In the last decades, advances in remote sensing image acquisition systems have moved in lockstep with the need for applications that make use of such sort of data. Land-use/cover recognition (Pisani 2014, Bagan 2010, Capucim 2015, Banerjee 2015), target recognition (Dong 2015, Martorella 2011, Du 2011), image classification (Li 2015, Voisin 2014) and band selection in hyper-spectral images (Yang 2011, Yuan 2015) are among the most pursued applications, just to name a few. The large amount of high-resolution content available by satellites also highlights the bottleneck that takes place when labeling data. Such process is skilled-dependent, and it might be very prone to errors when dealing with manual annotation. Such shortcomings have fostered even more the research on semi-supervised and unsupervised techniques, which may work well in some remote sensing-oriented applications.

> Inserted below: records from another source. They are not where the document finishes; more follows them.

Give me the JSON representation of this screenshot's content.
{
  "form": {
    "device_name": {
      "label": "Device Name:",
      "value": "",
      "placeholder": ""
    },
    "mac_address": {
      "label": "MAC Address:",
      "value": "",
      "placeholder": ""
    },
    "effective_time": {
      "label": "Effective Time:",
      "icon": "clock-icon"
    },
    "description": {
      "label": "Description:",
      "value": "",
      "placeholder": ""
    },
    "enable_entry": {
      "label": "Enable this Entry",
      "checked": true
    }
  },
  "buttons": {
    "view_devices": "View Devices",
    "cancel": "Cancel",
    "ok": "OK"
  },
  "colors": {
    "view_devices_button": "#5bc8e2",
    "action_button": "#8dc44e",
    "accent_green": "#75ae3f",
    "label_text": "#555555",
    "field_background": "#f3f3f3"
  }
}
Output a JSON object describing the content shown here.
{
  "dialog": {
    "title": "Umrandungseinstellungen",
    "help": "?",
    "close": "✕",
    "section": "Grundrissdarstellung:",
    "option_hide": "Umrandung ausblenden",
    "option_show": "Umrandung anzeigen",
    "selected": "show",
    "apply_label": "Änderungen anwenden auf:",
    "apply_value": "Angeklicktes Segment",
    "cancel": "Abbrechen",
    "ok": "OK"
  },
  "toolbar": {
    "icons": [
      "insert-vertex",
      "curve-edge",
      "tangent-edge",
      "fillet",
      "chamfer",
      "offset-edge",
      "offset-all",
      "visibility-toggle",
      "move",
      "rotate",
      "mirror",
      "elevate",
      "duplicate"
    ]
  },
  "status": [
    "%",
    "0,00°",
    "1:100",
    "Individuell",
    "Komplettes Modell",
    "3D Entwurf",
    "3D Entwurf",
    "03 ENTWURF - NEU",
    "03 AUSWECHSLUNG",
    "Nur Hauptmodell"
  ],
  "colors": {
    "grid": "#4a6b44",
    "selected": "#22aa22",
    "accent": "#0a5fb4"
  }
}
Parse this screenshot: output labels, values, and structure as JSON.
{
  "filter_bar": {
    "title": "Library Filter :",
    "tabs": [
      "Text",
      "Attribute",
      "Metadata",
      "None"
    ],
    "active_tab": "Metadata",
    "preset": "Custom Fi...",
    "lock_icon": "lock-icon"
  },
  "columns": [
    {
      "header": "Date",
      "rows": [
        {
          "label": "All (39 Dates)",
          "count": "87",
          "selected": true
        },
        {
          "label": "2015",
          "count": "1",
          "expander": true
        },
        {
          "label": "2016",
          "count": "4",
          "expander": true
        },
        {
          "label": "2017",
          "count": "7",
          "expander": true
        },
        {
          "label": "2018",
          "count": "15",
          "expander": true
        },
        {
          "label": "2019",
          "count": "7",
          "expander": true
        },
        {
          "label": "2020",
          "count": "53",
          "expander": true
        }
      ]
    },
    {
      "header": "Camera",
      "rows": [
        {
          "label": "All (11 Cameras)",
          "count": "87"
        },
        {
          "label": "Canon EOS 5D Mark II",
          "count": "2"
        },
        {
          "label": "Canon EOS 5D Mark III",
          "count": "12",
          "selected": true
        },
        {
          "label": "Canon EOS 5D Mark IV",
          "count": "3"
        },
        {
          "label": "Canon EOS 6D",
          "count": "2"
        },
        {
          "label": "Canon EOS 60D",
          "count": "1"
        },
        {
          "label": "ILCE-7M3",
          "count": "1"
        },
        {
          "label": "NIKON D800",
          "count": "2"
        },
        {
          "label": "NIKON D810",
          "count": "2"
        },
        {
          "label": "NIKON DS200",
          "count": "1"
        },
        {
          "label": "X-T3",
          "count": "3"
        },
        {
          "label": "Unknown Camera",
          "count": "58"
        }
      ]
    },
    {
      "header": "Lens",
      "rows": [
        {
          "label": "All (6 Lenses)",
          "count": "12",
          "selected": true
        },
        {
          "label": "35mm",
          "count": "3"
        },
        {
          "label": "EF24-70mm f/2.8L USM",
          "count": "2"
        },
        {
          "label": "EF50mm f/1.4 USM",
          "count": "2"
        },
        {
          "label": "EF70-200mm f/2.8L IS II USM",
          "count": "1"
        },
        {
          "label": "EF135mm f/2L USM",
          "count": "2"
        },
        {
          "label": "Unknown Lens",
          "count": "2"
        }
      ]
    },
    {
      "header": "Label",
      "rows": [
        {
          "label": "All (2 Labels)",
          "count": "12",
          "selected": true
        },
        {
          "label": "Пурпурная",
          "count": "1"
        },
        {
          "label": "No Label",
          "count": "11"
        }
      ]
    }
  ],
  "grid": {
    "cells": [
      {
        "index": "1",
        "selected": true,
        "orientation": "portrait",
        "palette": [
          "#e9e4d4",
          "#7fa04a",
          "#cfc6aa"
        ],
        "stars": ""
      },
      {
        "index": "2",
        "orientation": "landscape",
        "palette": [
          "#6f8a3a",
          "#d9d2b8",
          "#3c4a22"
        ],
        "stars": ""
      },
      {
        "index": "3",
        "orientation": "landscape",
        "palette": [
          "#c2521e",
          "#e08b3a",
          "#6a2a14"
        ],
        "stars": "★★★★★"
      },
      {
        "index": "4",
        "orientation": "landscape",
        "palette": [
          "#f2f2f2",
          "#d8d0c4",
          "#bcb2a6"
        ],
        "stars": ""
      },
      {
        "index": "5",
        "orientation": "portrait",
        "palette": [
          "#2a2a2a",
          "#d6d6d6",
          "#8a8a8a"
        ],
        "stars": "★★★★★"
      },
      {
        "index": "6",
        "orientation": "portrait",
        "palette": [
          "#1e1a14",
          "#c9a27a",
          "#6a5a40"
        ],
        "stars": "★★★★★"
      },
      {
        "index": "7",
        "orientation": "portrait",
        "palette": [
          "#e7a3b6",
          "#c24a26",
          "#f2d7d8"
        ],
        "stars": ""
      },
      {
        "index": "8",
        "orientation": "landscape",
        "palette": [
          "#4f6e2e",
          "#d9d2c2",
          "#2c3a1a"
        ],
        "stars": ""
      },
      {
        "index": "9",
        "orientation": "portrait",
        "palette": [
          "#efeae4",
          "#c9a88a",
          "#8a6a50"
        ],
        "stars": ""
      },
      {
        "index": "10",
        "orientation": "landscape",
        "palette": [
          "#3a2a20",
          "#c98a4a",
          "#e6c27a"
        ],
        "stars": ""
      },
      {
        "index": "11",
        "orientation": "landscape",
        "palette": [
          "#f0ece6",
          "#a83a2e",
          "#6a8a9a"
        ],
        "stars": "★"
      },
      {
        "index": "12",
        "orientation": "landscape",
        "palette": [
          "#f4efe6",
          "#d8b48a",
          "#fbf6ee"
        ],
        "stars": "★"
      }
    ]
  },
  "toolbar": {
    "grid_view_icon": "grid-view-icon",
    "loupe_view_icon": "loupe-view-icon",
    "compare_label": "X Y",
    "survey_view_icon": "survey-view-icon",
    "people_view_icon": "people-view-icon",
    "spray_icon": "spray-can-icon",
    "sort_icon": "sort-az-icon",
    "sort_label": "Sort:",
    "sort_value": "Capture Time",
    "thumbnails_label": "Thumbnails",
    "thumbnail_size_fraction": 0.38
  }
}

Considered a hallmark in the pattern recognition research field, the so-called \(k\)-means algorithm (MacQueen 1967) has been consistently enhanced in the last decades. Given it does not make use of labeled data and it has a simple formulation, \(k\)-means is still one of the most used classification techniques up to date. Roughly speaking, given a set of feature vectors (samples) extracted from a dataset, \(k\)-means tries to minimize the distance from each sample to its closest center (mean). Such process ends up clustering the data after some steps, being two samples from the same cluster more “connected" to its centroid than to any other in the dataset. As its main drawbacks, we can shed light the number of clusters required as an input, and the leaning of the naïve algorithm to get trapped from local optima, i.e., centroids that do not represent well the clusters.

The aforementioned scenario turns \(k\)-means algorithm more prone to be addressed by means of optimization techniques, mainly those based on nature- and evolutionary-oriented mechanisms. Actually, not only \(k\)-means but a number of other techniques have used the framework of meta-heuristic-based optimization to cope with problems that somehow can be modeled as a task of finding decision variables that maximize/minimize some certain fitness function. Chen et al. (Chen 2009), for instance, employed Genetic Algorithms (GAs) and neural networks to classify both land-use and landslide zones in eastern Taiwan, being the former used to compute the set of weights that combine some landslide incidence factors. Nakamura et al. (Nakamura 2014) dealt with the task of band selection in hyper-spectral imagery through nature-inspired techniques. Truly speaking, the idea is to model the problem of finding the most important bands as a feature selection task. Without loss of generality, both problems are the very same one when the brightness of each pixel is used to represent it.

Very recently, Goel et al. (Goel 2015) tackled the problem of remote sensing image classification using some nature-inspired techniques, say that Cuckoo Search and Artificial Bee Colony. Senthilnatha et al. (Senthilnatha 2014) used GAs, Particle Swarm Optimization and Firefly Algorithm for the automatic image registering of multi-temporal remote sensing data. In short, the idea is to perform image registration while minimizing some criterion function (Mutual Information in that case). The theory about Artificial Immune Systems has been used to classify remote sensing data as well (Kheddam 2014), in which a multi-band image covering the area of northeastern part of Algiers was used for validation purposes.

Coming back to the \(k\)-means technique, Chandran and Nazeer (Chandran 2011) proposed to solve the problem of minimizing the distance from each dataset sample to its nearest centroid using the Harmony Search, which is a meta-heuristic optimization technique based on the way musicians create songs in order to obtain the best harmony. Forsati et al. (Forsati 2008) employed a similar approach, but in the context of web page clustering, while Lin et al. (Lin 2012) proposed a hybrid approach concerning the task of \(k\)-means clustering and Particle Swarm Optimization. Later on, Kuo et al. (Kuo 2013) integrated \(k\)-means and Artificial Immune Systems for dataset clustering, and Saida et al. (Saida 2014) employed the Cuckoo Search to optimize \(k\)-means aiming at classifying documents. Finally, a comprehensive study about the application of nature-inspired techniques to boost \(k\)-means was presented by Fong et al. (Fong 2014).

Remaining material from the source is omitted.